Pastéli was probably the first energy bar ever made and it was made with honey. In fact, honey with dried fruits and nuts was the most common dessert in ancient Greece. Honey was consumed both as a sweetener, and as a medicine in the belief that it could promote both virility and longevity. In Greek mythology it was the food of the Gods.
Honey contains invert sugar which has the quality of providing instant energy when consumed. The composition of honey includes sugars such as glucose and fructose and also minerals such as magnesium, potassium, calcium, sodium, iron and phosphate. Depending on the quality of the nectar and pollen, the vitamins contained in honey are B1, B2, C, B6, B5 and B3.
Sesame seeds, our other ingredient, have been cultivated for more than 5000 years. The ancient region of Mesopotamia was the first place where it was widely cultivated and then it spread to the rest of the world. These seeds have many vitamins and minerals are rich in protein, - 25 percent by weight! Do note that sesame, like other nuts and seeds, can trigger allergic reactions in some people.

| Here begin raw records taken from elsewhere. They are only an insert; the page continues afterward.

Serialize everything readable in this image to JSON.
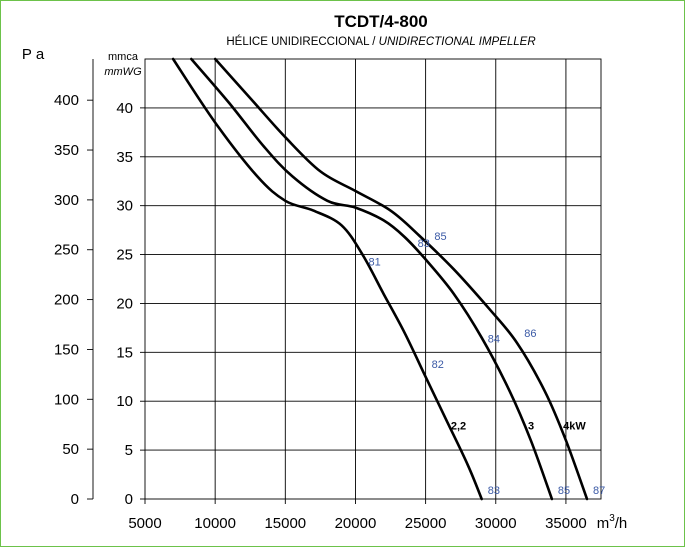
{
  "chart_data": {
    "type": "line",
    "title": "TCDT/4-800",
    "subtitle_regular": "HÉLICE UNIDIRECCIONAL / ",
    "subtitle_italic": "UNIDIRECTIONAL IMPELLER",
    "xlabel_base": "m",
    "xlabel_sup": "3",
    "xlabel_tail": "/h",
    "ylabel_left": "Pa",
    "ylabel_inner_top": "mmca",
    "ylabel_inner_bottom": "mmWG",
    "xlim": [
      5000,
      37500
    ],
    "ylim_mmca": [
      0,
      45
    ],
    "x_ticks": [
      5000,
      10000,
      15000,
      20000,
      25000,
      30000,
      35000
    ],
    "x_tick_labels": [
      "5000",
      "10000",
      "15000",
      "20000",
      "25000",
      "30000",
      "35000"
    ],
    "pa_ticks": [
      0,
      50,
      100,
      150,
      200,
      250,
      300,
      350,
      400
    ],
    "pa_tick_labels": [
      "0",
      "50",
      "100",
      "150",
      "200",
      "250",
      "300",
      "350",
      "400"
    ],
    "mmca_ticks": [
      0,
      5,
      10,
      15,
      20,
      25,
      30,
      35,
      40
    ],
    "mmca_tick_labels": [
      "0",
      "5",
      "10",
      "15",
      "20",
      "25",
      "30",
      "35",
      "40"
    ],
    "grid": true,
    "series": [
      {
        "name": "2,2",
        "points": [
          [
            7000,
            45
          ],
          [
            10000,
            38.5
          ],
          [
            13000,
            33
          ],
          [
            15000,
            30.5
          ],
          [
            17000,
            29.5
          ],
          [
            19000,
            28
          ],
          [
            20500,
            25
          ],
          [
            22000,
            21
          ],
          [
            23500,
            17
          ],
          [
            25000,
            12.5
          ],
          [
            26500,
            8
          ],
          [
            28000,
            3.5
          ],
          [
            29000,
            0
          ]
        ],
        "label_x": 26800,
        "label_y": 7.5,
        "noise": [
          {
            "x": 20500,
            "y": 24.2,
            "label": "81"
          },
          {
            "x": 25000,
            "y": 13.7,
            "label": "82"
          },
          {
            "x": 29000,
            "y": 0.8,
            "label": "83"
          }
        ]
      },
      {
        "name": "3",
        "points": [
          [
            8300,
            45
          ],
          [
            11000,
            40.5
          ],
          [
            13500,
            36
          ],
          [
            15500,
            33
          ],
          [
            18000,
            30.5
          ],
          [
            20000,
            29.8
          ],
          [
            22000,
            28.5
          ],
          [
            23500,
            26.8
          ],
          [
            25000,
            24.5
          ],
          [
            27000,
            21
          ],
          [
            29000,
            16.5
          ],
          [
            31000,
            11
          ],
          [
            32500,
            6
          ],
          [
            34000,
            0
          ]
        ],
        "label_x": 32300,
        "label_y": 7.5,
        "noise": [
          {
            "x": 24000,
            "y": 26.1,
            "label": "83"
          },
          {
            "x": 29000,
            "y": 16.3,
            "label": "84"
          },
          {
            "x": 34000,
            "y": 0.8,
            "label": "85"
          }
        ]
      },
      {
        "name": "4kW",
        "points": [
          [
            10000,
            45
          ],
          [
            12500,
            41
          ],
          [
            15000,
            37
          ],
          [
            17500,
            33.5
          ],
          [
            20000,
            31.5
          ],
          [
            22500,
            29.5
          ],
          [
            24500,
            27
          ],
          [
            27000,
            23.5
          ],
          [
            29500,
            19.5
          ],
          [
            31500,
            16
          ],
          [
            33500,
            11
          ],
          [
            35000,
            6
          ],
          [
            36500,
            0
          ]
        ],
        "label_x": 34800,
        "label_y": 7.5,
        "noise": [
          {
            "x": 25200,
            "y": 26.8,
            "label": "85"
          },
          {
            "x": 31600,
            "y": 16.9,
            "label": "86"
          },
          {
            "x": 36500,
            "y": 0.8,
            "label": "87"
          }
        ]
      }
    ]
  }
}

Pasteli is made all over Greece not only with sesame but also with almonds or a combination of different nuts. In some Aegean islands, pastéli wrapped in lemon leaves is offered to guests at weddings.
The recipe for pasteli is very simple and easy, but you have to be careful because hot honey can burn just as much as hot caramelized sugar.
I made about 12 (4x10x0,5cm) bars
200gr honey (any type you prefer will do)
200gr white sesame seeds
Line a baking tray with greased baking paper.
In a large dry skillet over medium heat, toast the sesame seeds lightly. Transfer them to a plate to stop the cooking process and set aside.
In the same skillet, pour the honey and over medium heat bring it to boil. As soon as the honey starts boiling add the sesame seeds all at once to the skillet and stir continuously, - for three minutes, if you prefer a soft sticky pastéli or for 5-6 min for a crunchy dry pastéli.
Immediately transfer the pastéli batter to the lined baking tray, cover with one more greased baking paper sheet and with the bottom of a small skillet press to flatten the batter.
While still warm, cut the flattened pastéli into bars. When cold, it can then be stored for many weeks in a biscuit container between several layers of wax paper.